Digital Harms: Theoretical Perspectives, Lived Experiences

A one-day workshop, organised by Jessica Elias and Adi Kuntsman, supported by the Digital Society Research Group, Faculty of Arts and Humanies, Manchester Metropolitan University.

The Digital Society Research Group invites you to an event exploring
the wide-ranging harms of digitalisation and technologisation, from the
environment to the individual. The event includes a roundtable discussion
with our guest speakers, a networking and social event with
refreshments, and a creative zine-making workshop to explore your
perceptions and lived experiences of digital harms.

The Roundtable will be chaired by Dr Adi Kuntsman, Reader in Digital Politics at Manchester Metropolitan University. During the panel, our speakers will each discuss their approaches to conceptualising digital harms. The speakers come from a range of interdisciplinary backgrounds spanning critical criminology, sociology, environmental studies, feminist studies, zemiology, surveillance studies, post-colonial studies, and technology studies. The second portion of the panel discussion will be an open Q&A with audience members. The zine-making workshop will be facilitated by Dr Kirsty Fife, Lecturer in Digital Information and Curatorial Practice at Manchester Metropolitan University. They will provide guidance and support the zine-making process.

To help facilitate the zine-making workshop, we ask attendees to
bring photographs related to their perception of digital harms. These
can be photographs you have taken yourself or have found help to
articulate your understanding of digital harms. This is optional as
materials for the workshop are also provided, but aims to enable
attendees to display their lived experiences in the finished zine.

The event is free to attend but places are limited. The event will take place in-person, but we will also be livestreaming the roundtable discussion for those who cannot attend in-person. To attend the event on-site, please register here. To join the Roundtable remotely, please register here .

The event will follow this schedule:

  • 10.30-11.00 Registration and Welcome
  • 11.00-13.00 Roundtable Discussion: conceptualising digital harms
  • 13.00-14.00 Lunch and Networking
  • 14.00-15.30 Creative Workshop: exploring digital harms through zine-making
  • 15.30-16.00 Wrap Up

Speakers

Avi Boukli - University of Southampton

Dr Avi Bouki joined the University of Southampton in 2022. They hold a
PhD in Law from the LSE Law School as an Onassis Foundation Scholar. Avi's work has been addressing themes, which include illegalised migration, security, coloniality, and environmental harm. They have held research and teaching positions at Birkbeck, the LSE,Teesside University, and The Open University. Currently, Avi is Associate Editor at the journal Criminology & Criminal Justice. Their monograph, Zemiology and Human Trafficking, was published by Routledge in 2024.

Jessica Elias - Manchester Metropolitan University

Jessica is a PhD candidate in Criminal Justice at Liverpool John Moores University and a lecturer in Criminology at Manchester Metropolitan University. Her research interests lie at the intersection of technologization, digitalisation, and harm production, investigating the impacts of surveillance capitalism and the implications of this for human identity, autonomy, and existence. Conceptualising developments in modes and mechanisms of power, her work seeks to interrogate human-technology relations and further zemiological enquiry in the digital context. Through her work, she is developing a unique theoretical orientation and emergent field of study - Digital Zemiology.
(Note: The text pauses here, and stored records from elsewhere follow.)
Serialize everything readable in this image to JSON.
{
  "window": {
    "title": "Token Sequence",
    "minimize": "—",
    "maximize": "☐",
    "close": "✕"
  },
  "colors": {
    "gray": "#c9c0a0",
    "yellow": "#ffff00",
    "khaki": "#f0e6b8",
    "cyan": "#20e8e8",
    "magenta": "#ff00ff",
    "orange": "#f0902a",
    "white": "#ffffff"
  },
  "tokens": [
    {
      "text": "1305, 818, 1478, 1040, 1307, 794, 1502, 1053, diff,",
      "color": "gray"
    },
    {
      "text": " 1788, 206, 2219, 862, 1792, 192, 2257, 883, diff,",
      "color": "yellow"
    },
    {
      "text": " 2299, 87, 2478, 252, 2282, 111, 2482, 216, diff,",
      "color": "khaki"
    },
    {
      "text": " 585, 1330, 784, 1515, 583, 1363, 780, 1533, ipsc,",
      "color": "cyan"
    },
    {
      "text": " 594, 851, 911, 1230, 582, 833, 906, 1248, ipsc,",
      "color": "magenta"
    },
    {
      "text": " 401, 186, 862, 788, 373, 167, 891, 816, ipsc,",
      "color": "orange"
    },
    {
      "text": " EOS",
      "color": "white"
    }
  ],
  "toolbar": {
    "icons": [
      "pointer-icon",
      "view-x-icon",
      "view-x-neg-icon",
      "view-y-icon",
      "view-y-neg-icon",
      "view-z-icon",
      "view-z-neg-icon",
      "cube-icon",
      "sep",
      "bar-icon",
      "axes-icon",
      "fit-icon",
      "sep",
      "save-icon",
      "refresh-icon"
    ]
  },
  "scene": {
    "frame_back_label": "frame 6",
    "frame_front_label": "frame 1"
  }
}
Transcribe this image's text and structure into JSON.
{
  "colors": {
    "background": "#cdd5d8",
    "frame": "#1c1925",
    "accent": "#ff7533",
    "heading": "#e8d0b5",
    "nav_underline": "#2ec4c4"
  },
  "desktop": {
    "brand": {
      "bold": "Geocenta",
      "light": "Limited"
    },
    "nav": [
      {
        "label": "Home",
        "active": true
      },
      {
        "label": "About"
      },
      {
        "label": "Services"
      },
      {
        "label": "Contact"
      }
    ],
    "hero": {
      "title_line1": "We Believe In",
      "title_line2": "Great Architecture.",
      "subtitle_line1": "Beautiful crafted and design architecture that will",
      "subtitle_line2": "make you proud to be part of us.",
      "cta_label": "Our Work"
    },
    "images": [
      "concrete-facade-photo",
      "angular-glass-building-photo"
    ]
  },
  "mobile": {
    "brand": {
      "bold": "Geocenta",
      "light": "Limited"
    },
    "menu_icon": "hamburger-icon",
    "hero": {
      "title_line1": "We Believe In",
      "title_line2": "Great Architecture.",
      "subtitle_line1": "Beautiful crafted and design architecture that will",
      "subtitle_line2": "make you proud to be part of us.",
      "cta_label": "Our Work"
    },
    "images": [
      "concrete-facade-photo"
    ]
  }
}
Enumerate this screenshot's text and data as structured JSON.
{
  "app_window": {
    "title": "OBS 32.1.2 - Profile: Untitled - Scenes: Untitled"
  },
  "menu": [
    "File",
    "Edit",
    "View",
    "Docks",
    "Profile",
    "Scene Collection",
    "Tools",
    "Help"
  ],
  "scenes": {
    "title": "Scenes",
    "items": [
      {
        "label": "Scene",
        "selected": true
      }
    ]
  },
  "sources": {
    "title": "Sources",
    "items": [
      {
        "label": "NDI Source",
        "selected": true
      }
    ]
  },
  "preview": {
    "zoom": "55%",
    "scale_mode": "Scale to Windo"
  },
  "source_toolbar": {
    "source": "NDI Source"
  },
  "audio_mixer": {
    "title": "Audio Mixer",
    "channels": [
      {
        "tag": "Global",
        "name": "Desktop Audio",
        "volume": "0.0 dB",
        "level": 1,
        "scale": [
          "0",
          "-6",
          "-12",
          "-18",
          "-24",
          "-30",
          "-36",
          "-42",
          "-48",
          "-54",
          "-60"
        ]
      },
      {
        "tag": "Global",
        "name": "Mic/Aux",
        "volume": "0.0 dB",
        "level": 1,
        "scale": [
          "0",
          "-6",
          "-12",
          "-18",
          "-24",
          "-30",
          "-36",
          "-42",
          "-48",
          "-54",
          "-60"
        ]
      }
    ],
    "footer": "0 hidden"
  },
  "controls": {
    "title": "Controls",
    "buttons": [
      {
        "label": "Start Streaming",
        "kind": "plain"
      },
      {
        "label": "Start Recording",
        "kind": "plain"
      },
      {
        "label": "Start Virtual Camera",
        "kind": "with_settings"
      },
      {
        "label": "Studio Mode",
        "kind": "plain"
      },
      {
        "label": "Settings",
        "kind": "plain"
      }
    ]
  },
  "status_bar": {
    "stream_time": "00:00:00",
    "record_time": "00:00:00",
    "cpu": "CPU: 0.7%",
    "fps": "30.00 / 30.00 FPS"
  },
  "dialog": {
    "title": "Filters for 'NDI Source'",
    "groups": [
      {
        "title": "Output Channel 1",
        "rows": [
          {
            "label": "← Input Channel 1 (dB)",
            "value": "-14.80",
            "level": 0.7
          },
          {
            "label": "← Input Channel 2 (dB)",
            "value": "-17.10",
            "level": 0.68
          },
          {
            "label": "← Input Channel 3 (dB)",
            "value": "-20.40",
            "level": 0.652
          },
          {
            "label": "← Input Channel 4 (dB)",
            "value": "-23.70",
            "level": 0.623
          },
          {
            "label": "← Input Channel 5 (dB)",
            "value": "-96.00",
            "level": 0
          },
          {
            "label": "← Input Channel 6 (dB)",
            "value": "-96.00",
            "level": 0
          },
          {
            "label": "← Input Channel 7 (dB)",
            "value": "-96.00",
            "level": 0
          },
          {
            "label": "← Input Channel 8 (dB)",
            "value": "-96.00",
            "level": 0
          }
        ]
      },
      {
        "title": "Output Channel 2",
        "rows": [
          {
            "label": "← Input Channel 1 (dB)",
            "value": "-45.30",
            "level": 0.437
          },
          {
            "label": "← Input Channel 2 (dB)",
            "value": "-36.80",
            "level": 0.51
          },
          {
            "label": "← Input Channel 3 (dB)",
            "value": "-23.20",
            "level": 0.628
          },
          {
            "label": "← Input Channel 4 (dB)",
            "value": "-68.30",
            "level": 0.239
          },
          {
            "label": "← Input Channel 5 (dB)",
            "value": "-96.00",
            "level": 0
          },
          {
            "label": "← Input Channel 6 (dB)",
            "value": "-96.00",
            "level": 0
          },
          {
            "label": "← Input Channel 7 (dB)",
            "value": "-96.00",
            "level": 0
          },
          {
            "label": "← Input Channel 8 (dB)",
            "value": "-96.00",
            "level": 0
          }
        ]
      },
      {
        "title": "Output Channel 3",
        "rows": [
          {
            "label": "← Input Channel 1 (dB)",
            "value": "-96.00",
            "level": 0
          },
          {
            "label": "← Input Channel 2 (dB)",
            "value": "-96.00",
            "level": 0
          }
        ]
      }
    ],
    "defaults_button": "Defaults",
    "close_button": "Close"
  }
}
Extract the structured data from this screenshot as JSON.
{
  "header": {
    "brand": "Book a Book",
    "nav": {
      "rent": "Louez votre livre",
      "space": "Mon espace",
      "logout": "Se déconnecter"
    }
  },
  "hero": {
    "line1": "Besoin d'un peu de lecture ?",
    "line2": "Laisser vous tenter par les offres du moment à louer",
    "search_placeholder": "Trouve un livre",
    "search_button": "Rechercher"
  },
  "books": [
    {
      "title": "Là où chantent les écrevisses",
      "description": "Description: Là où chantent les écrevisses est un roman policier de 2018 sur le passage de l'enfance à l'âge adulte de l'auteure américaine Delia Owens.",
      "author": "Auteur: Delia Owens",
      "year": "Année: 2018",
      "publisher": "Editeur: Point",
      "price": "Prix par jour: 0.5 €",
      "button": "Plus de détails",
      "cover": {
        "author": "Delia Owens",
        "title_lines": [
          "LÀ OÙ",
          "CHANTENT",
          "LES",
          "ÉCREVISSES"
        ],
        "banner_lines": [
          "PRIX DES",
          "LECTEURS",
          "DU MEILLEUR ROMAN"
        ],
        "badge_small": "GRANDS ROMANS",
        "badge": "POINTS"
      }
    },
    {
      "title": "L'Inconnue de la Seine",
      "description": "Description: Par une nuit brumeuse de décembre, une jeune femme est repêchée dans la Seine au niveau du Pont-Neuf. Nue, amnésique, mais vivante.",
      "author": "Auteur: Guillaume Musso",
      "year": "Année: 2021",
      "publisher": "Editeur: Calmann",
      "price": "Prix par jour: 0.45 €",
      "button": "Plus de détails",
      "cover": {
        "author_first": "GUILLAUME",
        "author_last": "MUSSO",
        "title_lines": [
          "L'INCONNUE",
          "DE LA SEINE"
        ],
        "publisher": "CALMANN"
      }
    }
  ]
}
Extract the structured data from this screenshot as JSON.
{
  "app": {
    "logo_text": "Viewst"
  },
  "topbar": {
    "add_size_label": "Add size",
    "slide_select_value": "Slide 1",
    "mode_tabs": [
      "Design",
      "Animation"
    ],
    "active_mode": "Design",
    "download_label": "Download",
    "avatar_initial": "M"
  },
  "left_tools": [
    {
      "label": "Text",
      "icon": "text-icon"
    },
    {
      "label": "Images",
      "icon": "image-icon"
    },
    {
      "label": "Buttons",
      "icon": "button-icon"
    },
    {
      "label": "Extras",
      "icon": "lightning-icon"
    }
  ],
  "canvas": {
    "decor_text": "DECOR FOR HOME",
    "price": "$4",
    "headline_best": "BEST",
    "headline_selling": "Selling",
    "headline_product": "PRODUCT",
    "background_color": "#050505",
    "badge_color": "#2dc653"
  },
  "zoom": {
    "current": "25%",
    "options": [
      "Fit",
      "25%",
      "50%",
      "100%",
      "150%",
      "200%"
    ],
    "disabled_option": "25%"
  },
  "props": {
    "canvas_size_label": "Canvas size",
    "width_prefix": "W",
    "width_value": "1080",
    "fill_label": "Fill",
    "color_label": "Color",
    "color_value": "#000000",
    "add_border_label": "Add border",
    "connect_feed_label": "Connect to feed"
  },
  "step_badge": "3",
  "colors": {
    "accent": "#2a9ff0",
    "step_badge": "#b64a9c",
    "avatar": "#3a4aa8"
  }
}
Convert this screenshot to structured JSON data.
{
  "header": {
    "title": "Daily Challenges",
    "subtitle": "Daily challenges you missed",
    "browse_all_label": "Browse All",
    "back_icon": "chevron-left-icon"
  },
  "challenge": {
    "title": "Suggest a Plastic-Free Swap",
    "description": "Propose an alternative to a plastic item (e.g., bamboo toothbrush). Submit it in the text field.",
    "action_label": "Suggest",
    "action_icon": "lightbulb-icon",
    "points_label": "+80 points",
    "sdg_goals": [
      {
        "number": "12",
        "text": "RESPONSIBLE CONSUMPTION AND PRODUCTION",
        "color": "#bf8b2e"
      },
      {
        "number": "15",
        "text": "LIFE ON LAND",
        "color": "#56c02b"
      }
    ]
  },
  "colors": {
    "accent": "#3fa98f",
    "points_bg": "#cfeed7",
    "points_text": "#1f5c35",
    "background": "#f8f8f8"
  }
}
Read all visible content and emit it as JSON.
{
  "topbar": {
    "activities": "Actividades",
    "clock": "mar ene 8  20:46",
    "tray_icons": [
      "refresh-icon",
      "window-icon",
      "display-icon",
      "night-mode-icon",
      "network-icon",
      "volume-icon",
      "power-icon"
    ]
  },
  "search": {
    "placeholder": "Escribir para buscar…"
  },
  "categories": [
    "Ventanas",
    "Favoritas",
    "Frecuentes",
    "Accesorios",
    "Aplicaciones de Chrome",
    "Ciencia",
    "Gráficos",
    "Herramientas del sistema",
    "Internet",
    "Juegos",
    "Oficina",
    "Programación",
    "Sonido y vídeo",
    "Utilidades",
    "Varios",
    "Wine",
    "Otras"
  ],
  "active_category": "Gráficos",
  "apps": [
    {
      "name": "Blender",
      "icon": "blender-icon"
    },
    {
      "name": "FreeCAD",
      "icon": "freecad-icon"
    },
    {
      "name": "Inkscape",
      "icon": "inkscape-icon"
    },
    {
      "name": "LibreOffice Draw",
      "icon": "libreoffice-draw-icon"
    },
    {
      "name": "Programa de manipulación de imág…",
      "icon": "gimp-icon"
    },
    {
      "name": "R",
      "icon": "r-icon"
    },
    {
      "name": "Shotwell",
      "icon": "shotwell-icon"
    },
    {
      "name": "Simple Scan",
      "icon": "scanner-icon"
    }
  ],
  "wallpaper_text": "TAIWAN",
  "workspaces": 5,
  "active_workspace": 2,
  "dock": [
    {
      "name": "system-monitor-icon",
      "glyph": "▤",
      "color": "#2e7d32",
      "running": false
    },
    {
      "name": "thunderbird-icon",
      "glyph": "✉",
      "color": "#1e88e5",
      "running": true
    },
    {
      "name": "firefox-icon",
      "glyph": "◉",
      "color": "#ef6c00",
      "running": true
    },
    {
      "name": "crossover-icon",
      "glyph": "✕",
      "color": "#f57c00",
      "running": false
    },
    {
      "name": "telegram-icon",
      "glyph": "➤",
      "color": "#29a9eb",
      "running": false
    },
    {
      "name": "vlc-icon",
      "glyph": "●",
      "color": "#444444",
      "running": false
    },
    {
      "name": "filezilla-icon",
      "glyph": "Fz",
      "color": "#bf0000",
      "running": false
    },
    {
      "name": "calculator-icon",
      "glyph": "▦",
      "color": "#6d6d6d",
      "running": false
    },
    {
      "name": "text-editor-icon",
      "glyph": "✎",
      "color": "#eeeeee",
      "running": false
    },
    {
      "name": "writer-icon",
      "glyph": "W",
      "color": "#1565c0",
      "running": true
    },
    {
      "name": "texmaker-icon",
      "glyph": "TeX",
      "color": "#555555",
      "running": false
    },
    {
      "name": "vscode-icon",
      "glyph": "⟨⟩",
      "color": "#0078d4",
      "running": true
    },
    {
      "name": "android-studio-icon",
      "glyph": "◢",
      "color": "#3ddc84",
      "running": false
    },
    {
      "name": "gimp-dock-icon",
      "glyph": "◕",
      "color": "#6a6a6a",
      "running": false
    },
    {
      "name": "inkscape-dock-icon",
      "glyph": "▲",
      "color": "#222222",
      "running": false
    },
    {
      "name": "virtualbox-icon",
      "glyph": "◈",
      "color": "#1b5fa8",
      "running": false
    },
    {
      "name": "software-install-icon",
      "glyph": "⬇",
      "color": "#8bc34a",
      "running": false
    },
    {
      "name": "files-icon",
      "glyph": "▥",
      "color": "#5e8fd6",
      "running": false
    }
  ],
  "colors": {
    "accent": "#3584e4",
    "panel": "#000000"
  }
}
Will Mbioh - University of Kent

Dr. Will Mbioh is a senior lecturer in law at the Kent Law School. Their work and current research projects are interested in the entanglements of law, affect, and the body. That is to say, they examine how law both co-constitutes affects and is regulated and shaped by affective economies, especially in the context of social media. Dr. Mbioh is particularly interested in how law understands and positions the body, affect in relation to itself, and how it situates, or struggles to situate, affective violence within its regulation and problematisation of digital platforms. Put simply, he is interested in how emotions and the body influence the law, and how the law, in turn, affects our emotions and how we experience our bodies, especially online.

Patrick Williams - Manchester Metropolitan University

Patrick undertakes research and publishes in the area of 'race' and ethnicity, with a particular focus on racial disparity, disproportionality and differential treatment within the Criminal Justice System. Most recently, he authored Being Matrixed: the (over)policing of gang suspects in London on behalf of the Stopwatch charity which foregrounds the narratives through storied recollections of young peoples' experiences of being registered and policed as a gang suspect.  In addition, in 2016 he co-authroed Dangerous Associations: joint enterprise, gangs and racism. This study explores the complex, yet misconstrued associations of black people who are (police) identified as involved with serious violence.  The findings demonstrates that the imposition of the gang label drives the imposition of harsh collective punishments and lengthy custodial sentences.

Note: There will be a photographer at this event and the panel discussion will be recorded. If you would not like to be photographed, please let the organisers know on the day.